The Future of Faculty Review Processes is Data-Driven

April 20, 2022 Watermark Insights

This academic year brings mounting pressure for administrators to respond to calls for accountability and transparency in how they offer faculty contracts, promotions, and tenure. Last year, the American Sociological Association called for higher education administrators to pause and reassess their faculty review processes after a year of unprecedented disruptions brought accelerated digital transformation to many colleges and universities. Faculty members are also paying more attention to long-term issues such as race and gender pay gaps, lack of diversity among tenured faculty, and vague review processes coupled with tedious reporting requirements. The time is right for administrators to reevaluate their faculty review processes.

However, this is a challenge when resources are often scattered across varying departments, and many organizations have yet to develop criteria for assessing achievements in newer innovations. To ensure that the review process is accurate, timely, and transparent, administrators must digitize and centralize faculty data. By investing in a platform that tracks all faculty activity, qualifications, and performance, administrators can develop firm metrics and processes for assessing faculty reviews. These investments also open the door for improved accreditation and grant funding processes through advanced reporting, streamlined data collection, and scalability.

When Oregon State University (OSU) invested in a centralized data solution through Watermark’s Faculty Success (formerly Digital Measures), they sought to improve Diversity, Equity, and Inclusion (DEI) reporting. As a land grant institution, OSU must report impact statements and civil rights demographics to the federal government each year in order to maintain grants.

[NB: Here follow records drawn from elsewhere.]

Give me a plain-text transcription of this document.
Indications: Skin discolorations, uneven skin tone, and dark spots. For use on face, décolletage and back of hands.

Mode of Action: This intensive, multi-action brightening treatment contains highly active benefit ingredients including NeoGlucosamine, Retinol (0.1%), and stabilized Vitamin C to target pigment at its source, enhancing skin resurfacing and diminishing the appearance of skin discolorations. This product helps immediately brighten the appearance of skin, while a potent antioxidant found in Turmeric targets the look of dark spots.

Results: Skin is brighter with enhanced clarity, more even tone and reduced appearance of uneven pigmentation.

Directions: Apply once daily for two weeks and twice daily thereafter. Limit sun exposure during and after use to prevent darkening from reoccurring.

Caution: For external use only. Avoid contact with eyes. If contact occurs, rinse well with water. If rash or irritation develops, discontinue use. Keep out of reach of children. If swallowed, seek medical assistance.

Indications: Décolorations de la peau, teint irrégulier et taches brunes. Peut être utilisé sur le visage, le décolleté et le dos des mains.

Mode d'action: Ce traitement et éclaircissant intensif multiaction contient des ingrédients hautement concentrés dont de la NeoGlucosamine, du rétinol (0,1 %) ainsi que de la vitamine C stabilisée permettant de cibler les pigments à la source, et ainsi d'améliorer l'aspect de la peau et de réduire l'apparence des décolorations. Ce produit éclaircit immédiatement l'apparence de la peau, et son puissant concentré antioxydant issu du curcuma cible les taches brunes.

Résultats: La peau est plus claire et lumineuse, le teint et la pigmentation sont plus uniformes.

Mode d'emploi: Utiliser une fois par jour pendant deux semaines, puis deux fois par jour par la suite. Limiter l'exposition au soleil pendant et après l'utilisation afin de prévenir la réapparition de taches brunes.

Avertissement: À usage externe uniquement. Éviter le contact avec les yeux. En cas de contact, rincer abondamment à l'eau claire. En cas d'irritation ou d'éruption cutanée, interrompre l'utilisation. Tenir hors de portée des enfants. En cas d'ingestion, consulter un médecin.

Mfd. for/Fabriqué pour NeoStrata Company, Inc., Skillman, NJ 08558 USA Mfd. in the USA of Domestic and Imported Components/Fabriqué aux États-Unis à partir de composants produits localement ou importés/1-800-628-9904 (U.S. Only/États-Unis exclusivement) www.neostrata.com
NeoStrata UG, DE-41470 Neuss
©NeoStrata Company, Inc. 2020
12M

On the online interface of Faculty Success, administrators were able to add custom fields for faculty to easily input their DEI achievements. This led to a 5% increase in DEI reporting.

Collecting and analyzing DEI data will also help colleges like OSU answer to calls for diversity in the faculty journey and at the institutional level. Administrators can pull faculty demographic data reports to gain an accurate picture of factors that contribute to faculty inequality, such as salary disparities or gaps in representation. Lucas Turpin, who is the Information and Technology Director at OSU, described how Faculty Success made it easier for administrators to pull the data needed for a variety of reporting requirements: “There are different ways to slice and dice the information and leverage it centrally. We can share the best of what we do.”

Like OSU, Walden University invested in their faculty activity reporting solution, internally branded as Faculty Insight Tool (FIT), to relieve faculty of tedious reporting processes. As faculty members must regularly report on their activities to a variety of internal and external organizations – 8-12 times per year, on average – FIT became a single point of information where faculty data could be updated and accessed by all stakeholders.

As faculty became more proactive in inputting their degrees, awards, honors, public service, published works, and presentations, FIT also amassed the data that Walden University needed to support tailored reporting and communications needs, such as regional and professional accreditation reporting.

As OSU and Walden University have shown, centralizing and automating faculty activity data will help administrators and faculty alike save time on storing, updating, and accessing faculty data. More importantly, colleges and universities can move towards data-driven faculty review processes, paving the way to an organization that is more transparent, equitable, adaptable to change, and open to improvement.